I ran across Start-up marries blogs and camera phones on Eszter's Blog Entry: "Mobile blogging.. any blogging?" (01/13/2003) and ended up at Slashdot | Blogging With Camera Phones. I think that Eszter's comments were great. Mostly that the Slashers are complaining about bloggers, but really do the same thing, except that they do it in a famous place, and therefore are more cooler. But I thought that this thought was strange, "Yes, there may be lots of blogs out there that are truly about nothing more than what someone had for breakfast or what the weather was like in their town today, but if that's all some people see in blogs then they are really missing out."
If we're sociologists, aren't we more interested in what people do, rather than deciding what it of value and what isn't? I rant a lot about finding it much more interesting to read about the daily events in the life of a healthcare worker than a list of what papers Jason's published, or who some star had lunch with.

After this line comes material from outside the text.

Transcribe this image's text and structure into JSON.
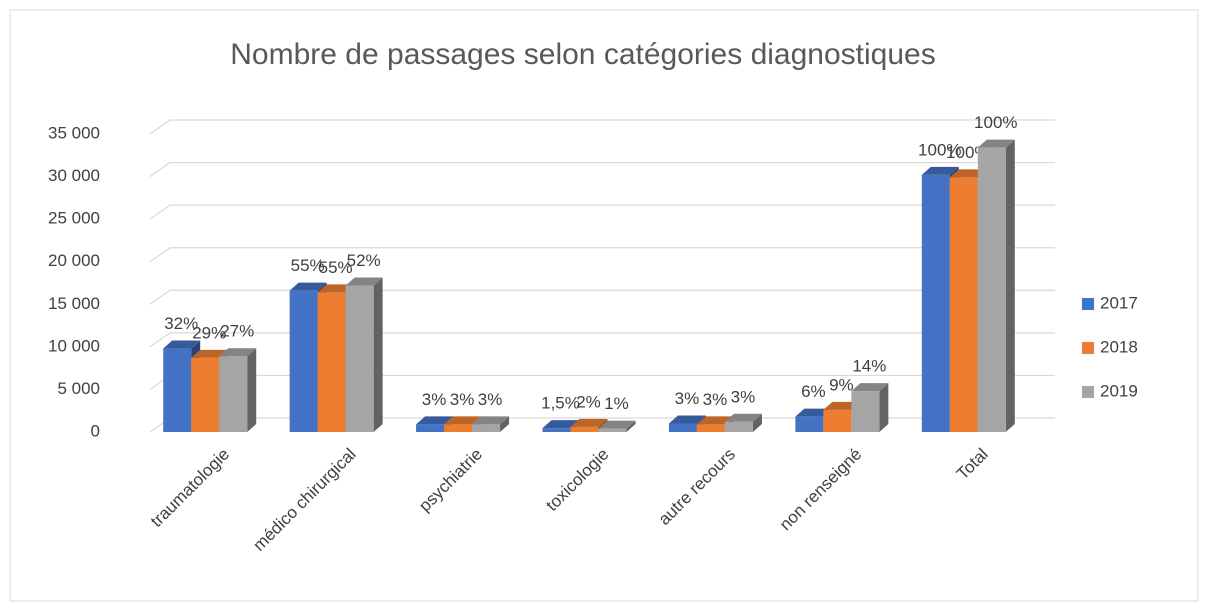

Back to the roots of the internet, and we're back to a bunch of people chatting with each other about things that interest them. I think it is the fact that most people complaining about how the net is used or not used now came onto the net after 1994 that leads them to think that it is about glitz and hype of interesting people doing interesting things with their lives and careers. Or zany d00ds who can titilate us with their antics.
Go back and have a look at Ed Krol's "The whole internet" 1992 edition, to see what was really there, and what people were doing. They were just chatting with eachother. Sharing bits of their day. Perhaps sharing some info that they had access to that might be of interest to others. I think that the net was closer to blogs in terms of how they were used, than they've been to much else since the advent of the first graphical web browser.
That said, I'll stop ranting except to say that Blogs seem to be about the individual, and most other online portals/slashydottythings/Usenet/edTech/CMC technologies are more about the collective. The latter focus on the location and topic of communication, and less on the reflective individual exploring issues and topics. And this exploration of diversity is interesting to me.
Here's the site that Steve Mann put together for the lecture in my class todayInvention of the Wearable Computer: Fundamental Issues and Technologies. When I get Ravin Balakrishnan and Paul Milgram's stuff, I'll post it too. I most always put the notes up on the course page for KMD1000, but I should have been pointing out the more publically interesting lectures in both places.